Mystery Worshipper: Liturgist
Church: Cathedral of Funchal
Location: Madeira, Portugal
Date of visit: Tuesday, 26 October 2010, 11:15am
The Catedral de Nossa Senhora da Assuno, from the late 15th century, is one of the few structures that have survived virtually intact since the early period of colonisation of Madeira. The exterior is of dark stone but much of it is covered with white stucco. The overall impression is of a very plain simple structure. The interior, however, features extensive woodcarving (including the ceiling), rich color, and a baroque Blessed Sacrament chapel.
During Portugal's colonisation of the New World following Christopher Columbus' discoveries, all lands claimed by Portugal were made a part of the Diocese of Funchal. Thus, for a time, the diocese was the largest in the world, with the cathedral at its head. The cathedral seems to be well-used (see below).
Madeira, one of two autonomous regions forming part of Portugal, is a popular year-round holiday resort and is the second wealthiest region of Portugal, after Lisbon. It is perhaps best known for the wine that bears its name. Funchal, the capital of Madeira, was named for the fennel (funchal in Portuguese) that once grew wild in the area. The cathedral is in the heart of Funchal, facing the boulevard with its park like wide center area. The sidewalks, and many of the smaller streets, are paved with miniature black and white cobblestones forming mosaic patterns (see illustration below).
These were not announced, and I don't know enough Portuguese to ask.
What was the name of the service?Weekday Low Mass.
How full was the building?
Too many to count I estimated that the cathedral could squeeze in 300 and that there were at least 200 there. I consider this exceptional for the third mass on a Tuesday morning.
Did anyone welcome you personally?
We arrived about half an hour early, just to look at the cathedral, but decided to stay when we saw the schedule. There was no formal greeting, but there were some friendly nods.
Was your pew comfortable?
It was a plain wooden pew, and not at all remarkable.
How would you describe the pre-service atmosphere?
When we arrived there were a few people around (mostly not looking like tourists), some waiting in line at the confessionals. We spent some time in the Sacrament chapel, as did others, all quiet and reverent. When we went back into the main area, it was still quiet but well filled. We found a place in the transept, facing the altar from the side.
What were the exact opening words of the service?
They were in Portuguese, of course, but I recognized them as the equivalent of "In the name of the Father, and of the Son, and of the Holy Spirit."

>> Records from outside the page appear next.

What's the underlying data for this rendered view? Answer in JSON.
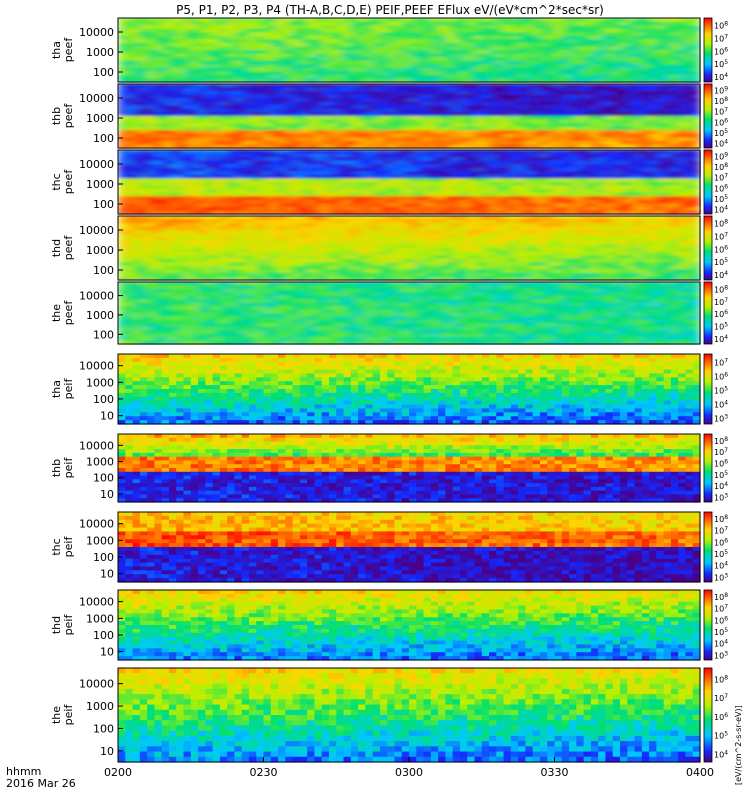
{
  "chart_data": {
    "type": "heatmap",
    "title": "P5, P1, P2, P3, P4 (TH-A,B,C,D,E) PEIF,PEEF EFlux eV/(eV*cm^2*sec*sr)",
    "xlabel_top": "hhmm",
    "xlabel_bottom": "2016 Mar 26",
    "x_ticks": [
      "0200",
      "0230",
      "0300",
      "0330",
      "0400"
    ],
    "colorbar_label": "[eV/(cm^2-s-sr-eV)]",
    "panels": [
      {
        "label_line1": "tha",
        "label_line2": "peef",
        "y_ticks": [
          "10000",
          "1000",
          "100"
        ],
        "cb_ticks": [
          "10^8",
          "10^7",
          "10^6",
          "10^5",
          "10^4"
        ]
      },
      {
        "label_line1": "thb",
        "label_line2": "peef",
        "y_ticks": [
          "10000",
          "1000",
          "100"
        ],
        "cb_ticks": [
          "10^9",
          "10^8",
          "10^7",
          "10^6",
          "10^5",
          "10^4"
        ]
      },
      {
        "label_line1": "thc",
        "label_line2": "peef",
        "y_ticks": [
          "10000",
          "1000",
          "100"
        ],
        "cb_ticks": [
          "10^9",
          "10^8",
          "10^7",
          "10^6",
          "10^5",
          "10^4"
        ]
      },
      {
        "label_line1": "thd",
        "label_line2": "peef",
        "y_ticks": [
          "10000",
          "1000",
          "100"
        ],
        "cb_ticks": [
          "10^8",
          "10^7",
          "10^6",
          "10^5",
          "10^4"
        ]
      },
      {
        "label_line1": "the",
        "label_line2": "peef",
        "y_ticks": [
          "10000",
          "1000",
          "100"
        ],
        "cb_ticks": [
          "10^8",
          "10^7",
          "10^6",
          "10^5",
          "10^4"
        ]
      },
      {
        "label_line1": "tha",
        "label_line2": "peif",
        "y_ticks": [
          "10000",
          "1000",
          "100",
          "10"
        ],
        "cb_ticks": [
          "10^7",
          "10^6",
          "10^5",
          "10^4",
          "10^3"
        ]
      },
      {
        "label_line1": "thb",
        "label_line2": "peif",
        "y_ticks": [
          "10000",
          "1000",
          "100",
          "10"
        ],
        "cb_ticks": [
          "10^8",
          "10^7",
          "10^6",
          "10^5",
          "10^4",
          "10^3"
        ]
      },
      {
        "label_line1": "thc",
        "label_line2": "peif",
        "y_ticks": [
          "10000",
          "1000",
          "100",
          "10"
        ],
        "cb_ticks": [
          "10^8",
          "10^7",
          "10^6",
          "10^5",
          "10^4",
          "10^3"
        ]
      },
      {
        "label_line1": "thd",
        "label_line2": "peif",
        "y_ticks": [
          "10000",
          "1000",
          "100",
          "10"
        ],
        "cb_ticks": [
          "10^8",
          "10^7",
          "10^6",
          "10^5",
          "10^4",
          "10^3"
        ]
      },
      {
        "label_line1": "the",
        "label_line2": "peif",
        "y_ticks": [
          "10000",
          "1000",
          "100",
          "10"
        ],
        "cb_ticks": [
          "10^8",
          "10^7",
          "10^6",
          "10^5",
          "10^4"
        ]
      }
    ]
  }
}
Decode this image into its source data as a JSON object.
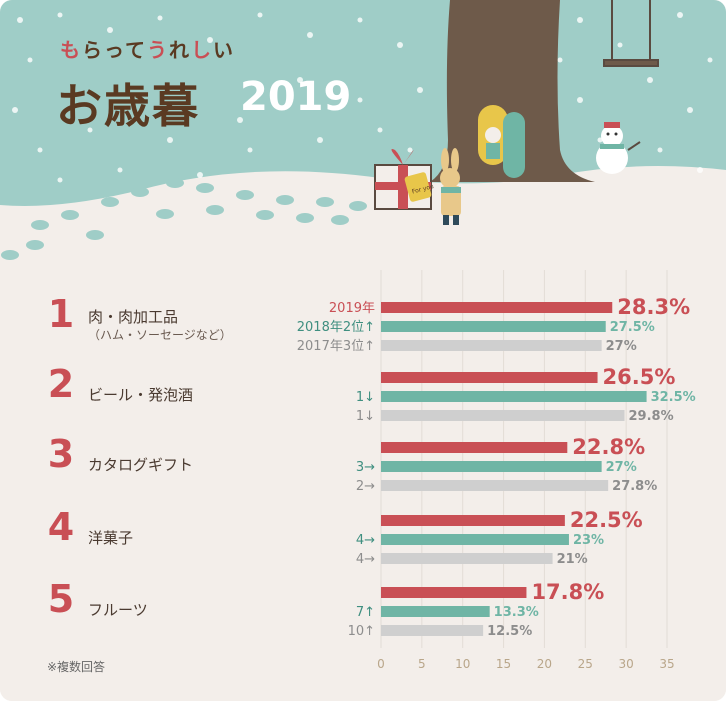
{
  "header": {
    "tagline": [
      "も",
      "ら",
      "っ",
      "て",
      "う",
      "れ",
      "し",
      "い"
    ],
    "tagline_colors": [
      "#c94f55",
      "#5a3a22",
      "#5a3a22",
      "#5a3a22",
      "#c94f55",
      "#5a3a22",
      "#c94f55",
      "#5a3a22"
    ],
    "title": "お歳暮",
    "year": "2019"
  },
  "tag_text": "For you",
  "footnote": "※複数回答",
  "colors": {
    "y2019": "#c94f55",
    "y2018": "#6fb5a5",
    "y2017": "#cfcfcf",
    "sky": "#9fcdc7",
    "snow": "#f3eeea",
    "trunk": "#6e5a4a"
  },
  "chart_data": {
    "type": "bar",
    "orientation": "horizontal",
    "xlim": [
      0,
      35
    ],
    "xticks": [
      "0",
      "5",
      "10",
      "15",
      "20",
      "25",
      "30",
      "35"
    ],
    "grid": true,
    "series": [
      {
        "name": "2019年",
        "values": [
          28.3,
          26.5,
          22.8,
          22.5,
          17.8
        ],
        "labels": [
          "28.3%",
          "26.5%",
          "22.8%",
          "22.5%",
          "17.8%"
        ]
      },
      {
        "name": "2018年",
        "values": [
          27.5,
          32.5,
          27,
          23,
          13.3
        ],
        "labels": [
          "27.5%",
          "32.5%",
          "27%",
          "23%",
          "13.3%"
        ],
        "ranks": [
          "2018年2位↑",
          "1↓",
          "3→",
          "4→",
          "7↑"
        ]
      },
      {
        "name": "2017年",
        "values": [
          27,
          29.8,
          27.8,
          21,
          12.5
        ],
        "labels": [
          "27%",
          "29.8%",
          "27.8%",
          "21%",
          "12.5%"
        ],
        "ranks": [
          "2017年3位↑",
          "1↓",
          "2→",
          "4→",
          "10↑"
        ]
      }
    ],
    "first_row_label_2019": "2019年",
    "categories": [
      {
        "rank": "1",
        "name": "肉・肉加工品",
        "sub": "（ハム・ソーセージなど）"
      },
      {
        "rank": "2",
        "name": "ビール・発泡酒",
        "sub": ""
      },
      {
        "rank": "3",
        "name": "カタログギフト",
        "sub": ""
      },
      {
        "rank": "4",
        "name": "洋菓子",
        "sub": ""
      },
      {
        "rank": "5",
        "name": "フルーツ",
        "sub": ""
      }
    ]
  }
}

What books did the congregation use during the service?
None that I could see.
What musical instruments were played?
None; it was an entirely said service.
Did anything distract you?
The eucharistic minister was an older woman with a rather bird-like voice. She seemed to chirp "Corpus Christi" as she came to each communicant, which took my attention away from the actual communion for the moment. I was also amusingly distracted when the server got out a box of matches to light the altar candles, and again at communion time to light candles in the Sacrament chapel while the woman retrieved the ciborium to give communion.
Was the worship stiff-upper-lip, happy clappy, or what?

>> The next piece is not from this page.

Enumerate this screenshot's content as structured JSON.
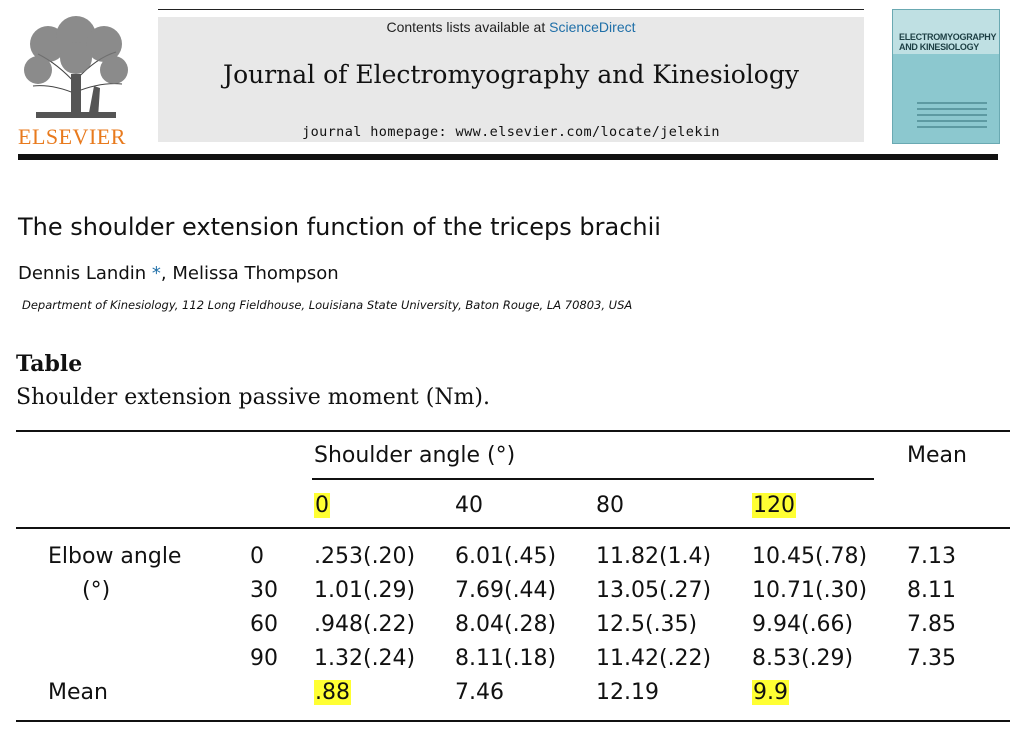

A pretty straightforward Vatican II low mass with most of the congregation joining in responses; not stiff, but not much opportunity for happy clappy either.
Exactly how long was the sermon?
3 minutes (it was an ordinary weekday after all).
On a scale of 1-10, how good was the preacher?
7 – It's hard to rate a sermon in a language I do not understand, but he spoke clearly and with some feeling.
In a nutshell, what was the sermon about?
Once again the language barrier intervened, but I could pick up just enough to tell that he was speaking about the gospel: the parable of the pharisee and the publican in the temple.
Which part of the service was like being in heaven?
The sense that there were a lot of people there simply to join in worship.
And which part was like being in... er... the other place?
Envy! In nearly 50 years of ordained ministry I have never come close to filling even a much smaller church on an ordinary weekday and they apparently did it three times a day!
What happened when you hung around after the service looking lost?
I did have some rather halting conversation with some attendants whose English was only slightly better than my Portuguese.
How would you describe the after-service coffee?
No coffee hour I didn't even find out if they did one on Sundays.
How would you feel about making another visit (where 10 = ecstatic, 0 = terminal)?
7 – Even though I am an Anglican, I really enjoyed worshiping there, and if I ever do revisit Funchal I would plan to go again.
Did the service make you feel glad to be a Christian?
Yes I always enjoy worshiping with others who also take it seriously.
What one thing will you remember about all this in seven days' time ?
The beauty of the interior, the sense of devotion, and, yes, that bird-like chirp.